Bahkan Pesta Danau Toba (PDT) sebagai kegiatan promosi kebudayaan dan pariwisata Danau Toba baru dilaksanakan kembali tahun 2008 setelah terhenti selama lebih dari sepuluh tahun.

Pengembangan Ekoturisme
Potret buruk Danau Toba yang terabaikan harus segera diakhiri. Pemerintah dan stakeholders terkait harus proaktif dan bersinergi dalam mengembangkan dan menyelamatkan potensi Danau Toba. Berbagai kepentingan dan ego sektoral harus disingkirkan demi terwujudnya kesatuan gerak dan langkah dalam menyelamatkan kawasan Danau Toba.
Untuk itu Pemprovsu harus mendorong dan memfasilitasi ketujuh Pemkab terkait dalam merancang upaya komprehensif memajukan Danau Toba. Pembentukan badan otorita khusus yang benar-benar fokus dalam mengembangkan potensi dan melestarikan Danau Toba patut dipertimbangkan mengingat pemerintah pusat telah menetapkan Danau Toba sebagai salah satu kawasan Strategis Nasional (Stranas) berdasarkan Undang-Undang No. 26 tahun 2007 tentang tata ruang.
Menindaklanjuti hal ini maka pimpinan daerah (eksekutif dan legislatif) harus proaktif melobi pemerintah pusat agar mempercepat terbitnya Perpres tentang kawasan Danau Toba.
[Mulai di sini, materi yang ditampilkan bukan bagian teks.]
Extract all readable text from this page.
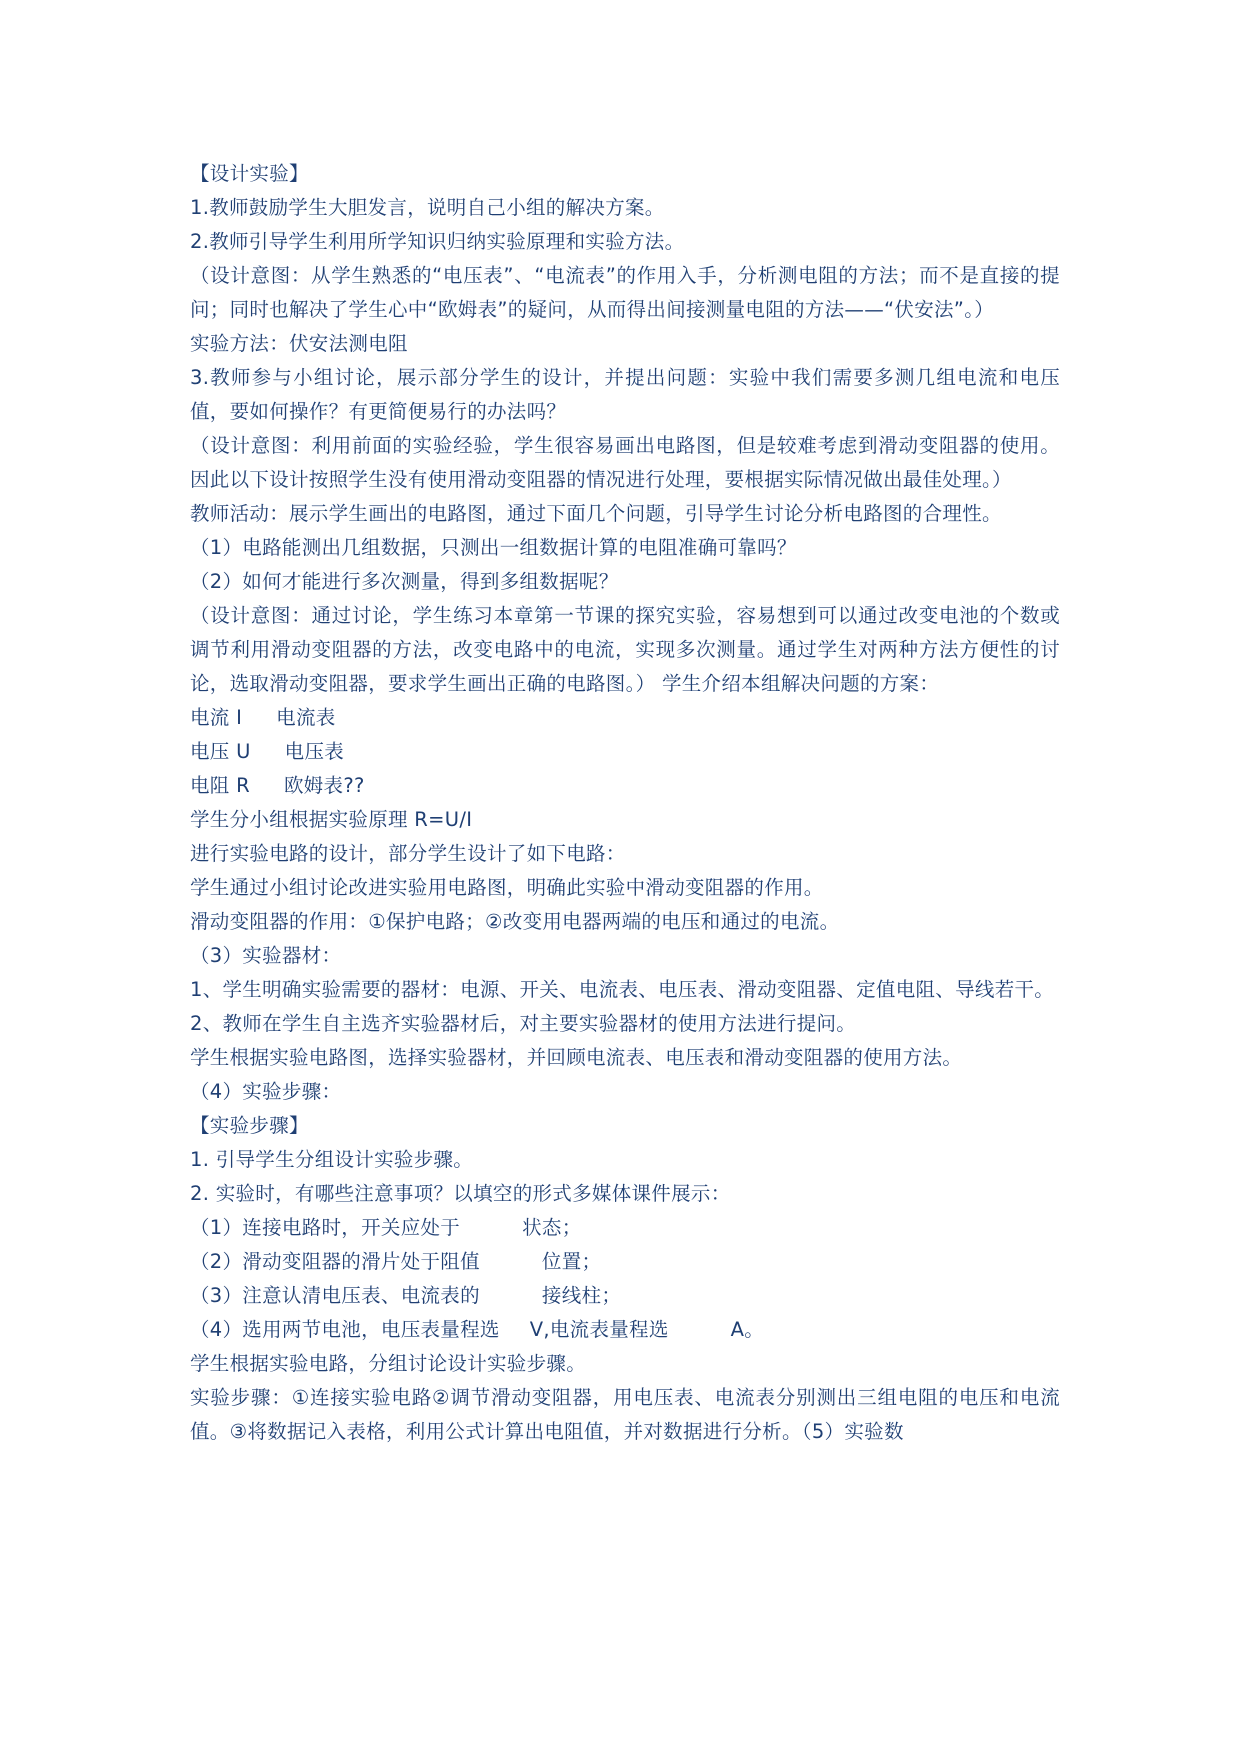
【设计实验】

1.教师鼓励学生大胆发言，说明自己小组的解决方案。

2.教师引导学生利用所学知识归纳实验原理和实验方法。

（设计意图：从学生熟悉的“电压表”、“电流表”的作用入手，分析测电阻的方法；而不是直接的提问；同时也解决了学生心中“欧姆表”的疑问，从而得出间接测量电阻的方法——“伏安法”。）

实验方法：伏安法测电阻

3.教师参与小组讨论，展示部分学生的设计，并提出问题：实验中我们需要多测几组电流和电压值，要如何操作？有更简便易行的办法吗？

（设计意图：利用前面的实验经验，学生很容易画出电路图，但是较难考虑到滑动变阻器的使用。因此以下设计按照学生没有使用滑动变阻器的情况进行处理，要根据实际情况做出最佳处理。）

教师活动：展示学生画出的电路图，通过下面几个问题，引导学生讨论分析电路图的合理性。

（1）电路能测出几组数据，只测出一组数据计算的电阻准确可靠吗？

（2）如何才能进行多次测量，得到多组数据呢？

（设计意图：通过讨论，学生练习本章第一节课的探究实验，容易想到可以通过改变电池的个数或调节利用滑动变阻器的方法，改变电路中的电流，实现多次测量。通过学生对两种方法方便性的讨论，选取滑动变阻器，要求学生画出正确的电路图。） 学生介绍本组解决问题的方案：

电流 I 电流表

电压 U 电压表

电阻 R 欧姆表??

学生分小组根据实验原理 R=U/I

进行实验电路的设计，部分学生设计了如下电路：

学生通过小组讨论改进实验用电路图，明确此实验中滑动变阻器的作用。

滑动变阻器的作用：①保护电路；②改变用电器两端的电压和通过的电流。

（3）实验器材：

1、学生明确实验需要的器材：电源、开关、电流表、电压表、滑动变阻器、定值电阻、导线若干。

2、教师在学生自主选齐实验器材后，对主要实验器材的使用方法进行提问。

学生根据实验电路图，选择实验器材，并回顾电流表、电压表和滑动变阻器的使用方法。

（4）实验步骤：

【实验步骤】

1. 引导学生分组设计实验步骤。

2. 实验时，有哪些注意事项？以填空的形式多媒体课件展示：

（1）连接电路时，开关应处于	状态；

（2）滑动变阻器的滑片处于阻值	位置；

（3）注意认清电压表、电流表的	接线柱；

（4）选用两节电池，电压表量程选 V,电流表量程选	A。

学生根据实验电路，分组讨论设计实验步骤。

实验步骤：①连接实验电路②调节滑动变阻器，用电压表、电流表分别测出三组电阻的电压和电流值。③将数据记入表格，利用公式计算出电阻值，并对数据进行分析。（5）实验数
Salah satu strategi yang tepat dalam menyelamatkan Danau Toba adalah dengan pengembangan ekoturisme secara menyeluruh di kawasan Danau Toba. Ekoturisme atau ecologycal tourism (pariwisata ekologi) berarti perjalanan wisata ke area alam yang mampu memelihara lingkungan serta bertanggungjawab untuk memelihara keberadaan manusia dan mahluk hidup di sekitarnya untuk tetap hidup aman dan nyaman dalam lingkungannya (Blangly and Megan, 1994).
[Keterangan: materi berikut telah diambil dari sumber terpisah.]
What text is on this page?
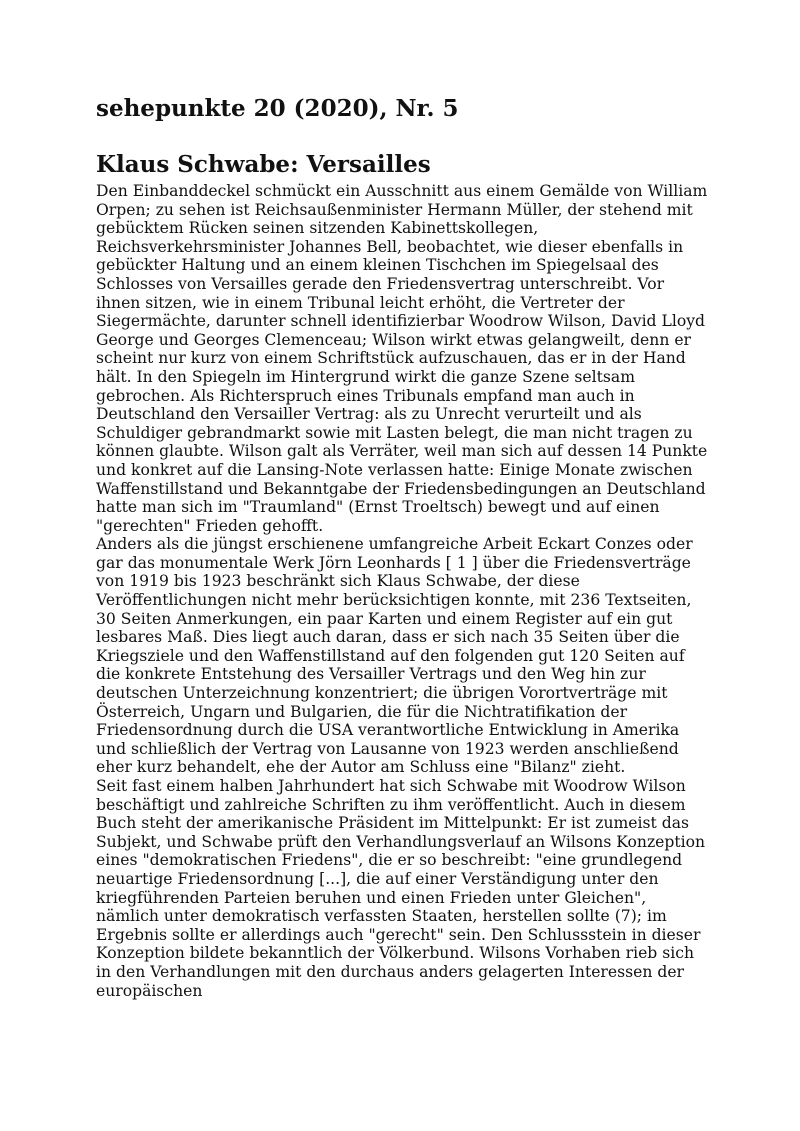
sehepunkte 20 (2020), Nr. 5
Klaus Schwabe: Versailles

Den Einbanddeckel schmückt ein Ausschnitt aus einem Gemälde von William Orpen; zu sehen ist Reichsaußenminister Hermann Müller, der stehend mit gebücktem Rücken seinen sitzenden Kabinettskollegen, Reichsverkehrsminister Johannes Bell, beobachtet, wie dieser ebenfalls in gebückter Haltung und an einem kleinen Tischchen im Spiegelsaal des Schlosses von Versailles gerade den Friedensvertrag unterschreibt. Vor ihnen sitzen, wie in einem Tribunal leicht erhöht, die Vertreter der Siegermächte, darunter schnell identifizierbar Woodrow Wilson, David Lloyd George und Georges Clemenceau; Wilson wirkt etwas gelangweilt, denn er scheint nur kurz von einem Schriftstück aufzuschauen, das er in der Hand hält. In den Spiegeln im Hintergrund wirkt die ganze Szene seltsam gebrochen. Als Richterspruch eines Tribunals empfand man auch in Deutschland den Versailler Vertrag: als zu Unrecht verurteilt und als Schuldiger gebrandmarkt sowie mit Lasten belegt, die man nicht tragen zu können glaubte. Wilson galt als Verräter, weil man sich auf dessen 14 Punkte und konkret auf die Lansing-Note verlassen hatte: Einige Monate zwischen Waffenstillstand und Bekanntgabe der Friedensbedingungen an Deutschland hatte man sich im "Traumland" (Ernst Troeltsch) bewegt und auf einen "gerechten" Frieden gehofft.

Anders als die jüngst erschienene umfangreiche Arbeit Eckart Conzes oder gar das monumentale Werk Jörn Leonhards [ 1 ] über die Friedensverträge von 1919 bis 1923 beschränkt sich Klaus Schwabe, der diese Veröffentlichungen nicht mehr berücksichtigen konnte, mit 236 Textseiten, 30 Seiten Anmerkungen, ein paar Karten und einem Register auf ein gut lesbares Maß. Dies liegt auch daran, dass er sich nach 35 Seiten über die Kriegsziele und den Waffenstillstand auf den folgenden gut 120 Seiten auf die konkrete Entstehung des Versailler Vertrags und den Weg hin zur deutschen Unterzeichnung konzentriert; die übrigen Vorortverträge mit Österreich, Ungarn und Bulgarien, die für die Nichtratifikation der Friedensordnung durch die USA verantwortliche Entwicklung in Amerika und schließlich der Vertrag von Lausanne von 1923 werden anschließend eher kurz behandelt, ehe der Autor am Schluss eine "Bilanz" zieht.

Seit fast einem halben Jahrhundert hat sich Schwabe mit Woodrow Wilson beschäftigt und zahlreiche Schriften zu ihm veröffentlicht. Auch in diesem Buch steht der amerikanische Präsident im Mittelpunkt: Er ist zumeist das Subjekt, und Schwabe prüft den Verhandlungsverlauf an Wilsons Konzeption eines "demokratischen Friedens", die er so beschreibt: "eine grundlegend neuartige Friedensordnung [...], die auf einer Verständigung unter den kriegführenden Parteien beruhen und einen Frieden unter Gleichen", nämlich unter demokratisch verfassten Staaten, herstellen sollte (7); im Ergebnis sollte er allerdings auch "gerecht" sein. Den Schlussstein in dieser Konzeption bildete bekanntlich der Völkerbund. Wilsons Vorhaben rieb sich in den Verhandlungen mit den durchaus anders gelagerten Interessen der europäischen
Ada 5 prinsip utama ekoturisme (Cooper; 1997) yaitu 1) pariwisata yang berkonsentrasi pada penyokongan keberlanjutan pelestarian alam (sustainable), 2) bahwa lingkungan alam harus aman dan terjamin keselamatannya untuk dijadikan harta warisan bagi generasi mendatang, 3) pemeliharaan beragam mahluk yang ada di sekitarnya, baik manusia, hewan, tumbuhan dan lain-lainnya. Keragaman makhluk hidup diyakini dapat bertahan jika secara ekosistem terjaga. 4) perencanaan dan implementasi holistik sehingga harmonisasi alam dengan manusia dan totalitas lingkungannya (environmental integrity) jadi kenyataan, 5) seluruh pihak yang terlibat dalam kegiatan pariwisata tersebut mendapat manfaat.
Ekoturisme akan menempatkan penduduk setempat menjadi subyek utama kegiatan pariwisata Danau Toba. Inisiatif seluruh kegiatan pariwisata akan datang dari bawah (penduduk sekitar Danau Toba) karena merekalah yang paling memahami dan merasakan dampak industri pariwisata di wilayahnya masing-masing.
Pemerintah harus duduk bersama elemen masyarakat dalam mencari solusi berbagai permasalahan danau Toba. Seluruh komponen masyarakat mulai dari peternak ikan, pelaku pariwisata, petani, usaha kerajinan, budayawan lokal, hingga pelaku usaha kayu dan tambang harus ikut memikul tanggungjawab bersama mengembangkan dan menyelamatkan Danau Toba. Dengan partisipasi seluruh pihak yang didasari akal sehat dan hati nurani maka kompleksitas permasalahan Danau Toba bisa ditangani secara elegan.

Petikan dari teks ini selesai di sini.